Speaking out against Government policy on migration would not be as bad as it is if the Archbishop was also speaking up for those Britons who are victims of the invaders and therefore victims of Government migration policy. The problem is that at present we have a church leadership that doesn’t seem to care about what these migrants do to Britons and only cares about the nation’s already open door being propped further open.

As the Tory MP Miriam Cates recently said: ‘there’s nothing un-Christian about controlling migration’ and used the analogy of how a child needs to be disciplined in order to civilise it. To not intervene when a child hits their sibling is not acting in the aggressive child’s best interests. Therefore not to have secure borders, even if it is at the cost of keeping out individuals who want to get to the UK, is to do a disservice to those already living in the UK, a place that is Britons’ only home.

What we have today in the Church of England is pathological altruism where the clerics have locked themselves into a situation where they see only good in migrants and cannot see that allowing open borders is bad for Britons.

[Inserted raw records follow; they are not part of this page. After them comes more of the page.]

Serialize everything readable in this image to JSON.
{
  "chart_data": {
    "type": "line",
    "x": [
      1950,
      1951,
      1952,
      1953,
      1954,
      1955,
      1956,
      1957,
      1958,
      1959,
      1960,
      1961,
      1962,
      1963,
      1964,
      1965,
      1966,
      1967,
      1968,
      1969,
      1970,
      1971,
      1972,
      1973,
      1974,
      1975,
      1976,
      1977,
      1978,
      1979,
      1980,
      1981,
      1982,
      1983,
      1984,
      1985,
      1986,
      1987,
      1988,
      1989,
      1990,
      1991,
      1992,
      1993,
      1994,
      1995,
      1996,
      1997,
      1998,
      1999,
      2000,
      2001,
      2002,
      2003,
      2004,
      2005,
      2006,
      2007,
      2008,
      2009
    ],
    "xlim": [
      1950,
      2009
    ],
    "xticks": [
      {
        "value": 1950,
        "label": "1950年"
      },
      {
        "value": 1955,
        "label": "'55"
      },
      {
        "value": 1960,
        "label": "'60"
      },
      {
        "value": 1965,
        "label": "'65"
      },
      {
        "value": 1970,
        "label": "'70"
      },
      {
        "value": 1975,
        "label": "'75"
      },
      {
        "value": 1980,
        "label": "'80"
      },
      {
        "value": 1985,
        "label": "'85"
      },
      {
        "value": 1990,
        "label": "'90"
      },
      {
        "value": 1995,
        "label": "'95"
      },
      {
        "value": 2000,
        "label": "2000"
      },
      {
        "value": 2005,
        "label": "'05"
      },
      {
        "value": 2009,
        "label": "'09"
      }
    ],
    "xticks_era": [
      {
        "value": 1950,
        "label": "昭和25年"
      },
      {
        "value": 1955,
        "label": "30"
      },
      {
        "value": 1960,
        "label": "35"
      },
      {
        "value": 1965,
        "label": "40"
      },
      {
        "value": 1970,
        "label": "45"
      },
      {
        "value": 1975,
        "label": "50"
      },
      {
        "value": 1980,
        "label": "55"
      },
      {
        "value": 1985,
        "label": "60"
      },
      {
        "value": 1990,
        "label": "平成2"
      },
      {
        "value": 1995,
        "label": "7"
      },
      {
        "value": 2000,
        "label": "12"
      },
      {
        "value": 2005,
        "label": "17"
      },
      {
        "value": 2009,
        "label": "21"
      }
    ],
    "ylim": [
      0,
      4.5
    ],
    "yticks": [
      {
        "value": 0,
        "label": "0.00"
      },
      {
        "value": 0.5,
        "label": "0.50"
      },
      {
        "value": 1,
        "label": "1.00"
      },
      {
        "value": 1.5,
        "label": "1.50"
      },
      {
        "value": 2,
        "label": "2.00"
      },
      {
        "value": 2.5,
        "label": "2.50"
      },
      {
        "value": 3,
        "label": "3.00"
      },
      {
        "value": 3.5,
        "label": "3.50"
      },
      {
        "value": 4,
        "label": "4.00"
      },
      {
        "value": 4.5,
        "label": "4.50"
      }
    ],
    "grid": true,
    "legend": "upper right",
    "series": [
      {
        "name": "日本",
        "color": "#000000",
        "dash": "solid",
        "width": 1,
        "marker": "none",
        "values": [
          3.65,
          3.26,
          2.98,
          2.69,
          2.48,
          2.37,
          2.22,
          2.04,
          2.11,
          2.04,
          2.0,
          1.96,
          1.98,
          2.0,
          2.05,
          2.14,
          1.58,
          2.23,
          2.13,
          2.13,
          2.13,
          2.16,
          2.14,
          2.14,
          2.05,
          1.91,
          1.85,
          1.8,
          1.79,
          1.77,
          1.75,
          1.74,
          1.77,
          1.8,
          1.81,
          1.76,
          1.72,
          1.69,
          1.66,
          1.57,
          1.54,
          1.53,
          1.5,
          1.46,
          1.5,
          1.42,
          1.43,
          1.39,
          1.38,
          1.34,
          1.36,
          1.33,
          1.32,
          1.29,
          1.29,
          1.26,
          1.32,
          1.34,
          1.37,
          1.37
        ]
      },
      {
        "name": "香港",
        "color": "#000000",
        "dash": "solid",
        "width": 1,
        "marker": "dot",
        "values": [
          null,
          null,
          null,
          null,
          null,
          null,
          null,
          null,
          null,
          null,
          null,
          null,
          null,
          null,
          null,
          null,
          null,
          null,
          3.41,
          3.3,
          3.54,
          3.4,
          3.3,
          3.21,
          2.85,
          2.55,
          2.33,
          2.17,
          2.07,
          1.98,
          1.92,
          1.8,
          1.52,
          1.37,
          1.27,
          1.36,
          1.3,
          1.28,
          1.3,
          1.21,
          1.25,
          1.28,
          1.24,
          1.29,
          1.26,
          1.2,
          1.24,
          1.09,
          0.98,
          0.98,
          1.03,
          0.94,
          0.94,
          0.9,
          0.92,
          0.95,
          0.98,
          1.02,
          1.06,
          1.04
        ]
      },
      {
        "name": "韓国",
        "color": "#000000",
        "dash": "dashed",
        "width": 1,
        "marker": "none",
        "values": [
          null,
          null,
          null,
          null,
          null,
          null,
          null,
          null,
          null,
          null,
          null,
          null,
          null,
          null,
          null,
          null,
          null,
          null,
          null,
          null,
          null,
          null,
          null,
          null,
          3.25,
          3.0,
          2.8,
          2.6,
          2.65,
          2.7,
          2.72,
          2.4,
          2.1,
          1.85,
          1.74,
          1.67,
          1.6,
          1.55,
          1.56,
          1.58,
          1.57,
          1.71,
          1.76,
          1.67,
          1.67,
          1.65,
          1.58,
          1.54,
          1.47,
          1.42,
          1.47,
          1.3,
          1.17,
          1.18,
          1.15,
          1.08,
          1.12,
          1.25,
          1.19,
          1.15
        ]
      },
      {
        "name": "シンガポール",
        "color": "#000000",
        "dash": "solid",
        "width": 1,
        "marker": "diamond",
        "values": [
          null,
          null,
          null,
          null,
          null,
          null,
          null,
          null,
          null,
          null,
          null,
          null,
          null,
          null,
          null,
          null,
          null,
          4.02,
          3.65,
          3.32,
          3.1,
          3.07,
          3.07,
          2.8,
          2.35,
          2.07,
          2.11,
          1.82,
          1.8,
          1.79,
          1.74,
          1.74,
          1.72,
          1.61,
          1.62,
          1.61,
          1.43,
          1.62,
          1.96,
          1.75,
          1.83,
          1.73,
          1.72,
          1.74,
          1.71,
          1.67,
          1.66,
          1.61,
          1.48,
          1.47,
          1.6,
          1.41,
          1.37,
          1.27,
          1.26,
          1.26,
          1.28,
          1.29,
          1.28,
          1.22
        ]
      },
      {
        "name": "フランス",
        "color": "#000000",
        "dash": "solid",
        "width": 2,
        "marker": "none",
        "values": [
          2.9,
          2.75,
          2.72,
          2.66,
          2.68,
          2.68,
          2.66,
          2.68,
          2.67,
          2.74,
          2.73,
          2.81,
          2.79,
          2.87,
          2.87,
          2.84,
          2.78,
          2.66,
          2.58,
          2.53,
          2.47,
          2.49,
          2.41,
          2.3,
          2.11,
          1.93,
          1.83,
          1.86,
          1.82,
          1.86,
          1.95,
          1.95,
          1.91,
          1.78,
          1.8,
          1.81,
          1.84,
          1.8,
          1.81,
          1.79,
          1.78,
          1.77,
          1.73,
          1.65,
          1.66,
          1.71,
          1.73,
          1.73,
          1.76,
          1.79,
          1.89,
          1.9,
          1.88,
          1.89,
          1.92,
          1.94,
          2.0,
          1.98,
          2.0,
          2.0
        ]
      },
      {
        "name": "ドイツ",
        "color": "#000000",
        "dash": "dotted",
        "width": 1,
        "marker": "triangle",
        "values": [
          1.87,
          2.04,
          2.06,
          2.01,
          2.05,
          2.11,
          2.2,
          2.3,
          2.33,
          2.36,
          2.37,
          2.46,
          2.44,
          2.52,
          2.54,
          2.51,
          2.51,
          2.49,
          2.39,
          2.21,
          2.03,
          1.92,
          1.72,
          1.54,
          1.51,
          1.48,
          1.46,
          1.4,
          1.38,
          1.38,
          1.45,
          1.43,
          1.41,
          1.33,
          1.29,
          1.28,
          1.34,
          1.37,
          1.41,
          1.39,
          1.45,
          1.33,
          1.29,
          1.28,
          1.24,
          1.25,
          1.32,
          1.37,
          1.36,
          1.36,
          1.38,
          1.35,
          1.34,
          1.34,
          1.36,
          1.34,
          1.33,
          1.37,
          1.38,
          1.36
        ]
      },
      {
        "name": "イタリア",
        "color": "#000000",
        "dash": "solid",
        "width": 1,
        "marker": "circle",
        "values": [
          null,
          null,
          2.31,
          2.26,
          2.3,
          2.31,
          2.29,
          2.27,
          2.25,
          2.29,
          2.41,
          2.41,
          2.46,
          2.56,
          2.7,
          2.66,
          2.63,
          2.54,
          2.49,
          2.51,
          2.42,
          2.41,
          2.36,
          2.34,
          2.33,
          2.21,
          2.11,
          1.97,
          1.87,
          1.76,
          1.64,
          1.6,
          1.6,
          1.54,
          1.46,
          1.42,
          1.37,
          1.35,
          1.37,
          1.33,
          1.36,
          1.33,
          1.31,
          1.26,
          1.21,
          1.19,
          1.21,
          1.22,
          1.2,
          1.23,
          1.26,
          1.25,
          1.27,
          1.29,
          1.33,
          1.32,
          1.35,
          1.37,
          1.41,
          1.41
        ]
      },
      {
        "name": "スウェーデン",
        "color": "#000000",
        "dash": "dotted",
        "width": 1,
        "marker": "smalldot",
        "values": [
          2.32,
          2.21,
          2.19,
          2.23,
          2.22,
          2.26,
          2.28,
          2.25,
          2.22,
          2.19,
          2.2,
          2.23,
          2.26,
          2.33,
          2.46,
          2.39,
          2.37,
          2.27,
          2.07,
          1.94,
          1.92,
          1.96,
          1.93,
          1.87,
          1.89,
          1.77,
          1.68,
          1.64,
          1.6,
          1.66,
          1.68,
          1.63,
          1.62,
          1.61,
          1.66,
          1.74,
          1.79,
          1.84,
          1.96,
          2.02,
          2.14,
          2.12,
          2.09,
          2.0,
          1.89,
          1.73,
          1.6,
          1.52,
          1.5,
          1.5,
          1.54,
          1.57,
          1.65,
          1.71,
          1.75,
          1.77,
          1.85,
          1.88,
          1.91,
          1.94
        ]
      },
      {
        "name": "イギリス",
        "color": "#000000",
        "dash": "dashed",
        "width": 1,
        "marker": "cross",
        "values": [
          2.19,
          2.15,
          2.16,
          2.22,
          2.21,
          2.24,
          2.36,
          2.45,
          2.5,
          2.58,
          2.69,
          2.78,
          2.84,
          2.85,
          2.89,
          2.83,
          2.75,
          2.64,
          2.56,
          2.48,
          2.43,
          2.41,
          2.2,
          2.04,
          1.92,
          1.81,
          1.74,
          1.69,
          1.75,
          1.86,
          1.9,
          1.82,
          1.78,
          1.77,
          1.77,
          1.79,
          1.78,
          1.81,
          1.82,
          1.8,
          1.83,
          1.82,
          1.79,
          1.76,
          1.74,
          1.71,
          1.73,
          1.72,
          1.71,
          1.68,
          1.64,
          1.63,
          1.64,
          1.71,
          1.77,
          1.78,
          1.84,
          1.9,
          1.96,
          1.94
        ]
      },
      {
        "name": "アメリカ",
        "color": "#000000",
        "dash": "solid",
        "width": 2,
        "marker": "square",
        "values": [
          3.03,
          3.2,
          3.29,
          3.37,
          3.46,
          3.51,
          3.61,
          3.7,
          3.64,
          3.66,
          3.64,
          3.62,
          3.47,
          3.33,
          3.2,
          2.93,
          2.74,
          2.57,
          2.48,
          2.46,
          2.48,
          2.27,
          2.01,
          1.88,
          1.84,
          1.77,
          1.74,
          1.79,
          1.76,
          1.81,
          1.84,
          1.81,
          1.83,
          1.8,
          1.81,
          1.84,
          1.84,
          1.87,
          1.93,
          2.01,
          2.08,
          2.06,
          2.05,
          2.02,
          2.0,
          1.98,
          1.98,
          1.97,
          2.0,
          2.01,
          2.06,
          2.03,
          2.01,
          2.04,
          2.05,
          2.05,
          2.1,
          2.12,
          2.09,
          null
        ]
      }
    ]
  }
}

The Church of England has become an organisation dominated by those who have an attitude of telescopic philanthropy and they see the migrants, whether legal or illegal, as a high status cause whilst completely ignoring the suffering of those Britons who are much closer to home and those who are much more deserving of the Church’s ministrations and attention.

As I said before, I’m an antidisestablishmentarianist, but I don’t know how long I can hold onto this philosophical position if the Church of England continues to back these utterly wrong political horses.

4 Comments on "An antidisestablishmentarianist speaks."

  1. The other point is that the CoE is (despite having many sincere Christians hanging on within it) basically a post-Christian organisation that leaps upon any passing bandwagon with alacrity from BLM through reparations to Woke (virtually the whole alphabet).
    The CoE preaches about everything today – with the exception of the Gospel of course, because that might UPSET someone and so wouldn’t “be kind”.

    • Fahrenheit211 | May 16, 2023 at 10:14 am |

      The COE’s foray into the cult of inclusion has not done the COE any favours. It’s interesting to note that the more muscular churches such as the Black Pentacostalists seem to be more dynamic and attract more adherents than the COE.

  2. Have you read Welby’s full speech? I am at a loss to see how Miriam Cates inferred that his ultimate moral position from a Christian perspective would be to advocate for open borders.

    • Fahrenheit211 | May 16, 2023 at 10:15 am |

      I’ve seen and read enough to know that he gives the impression of being more concerned about people who should not be here than those who are here and who have a right to be here.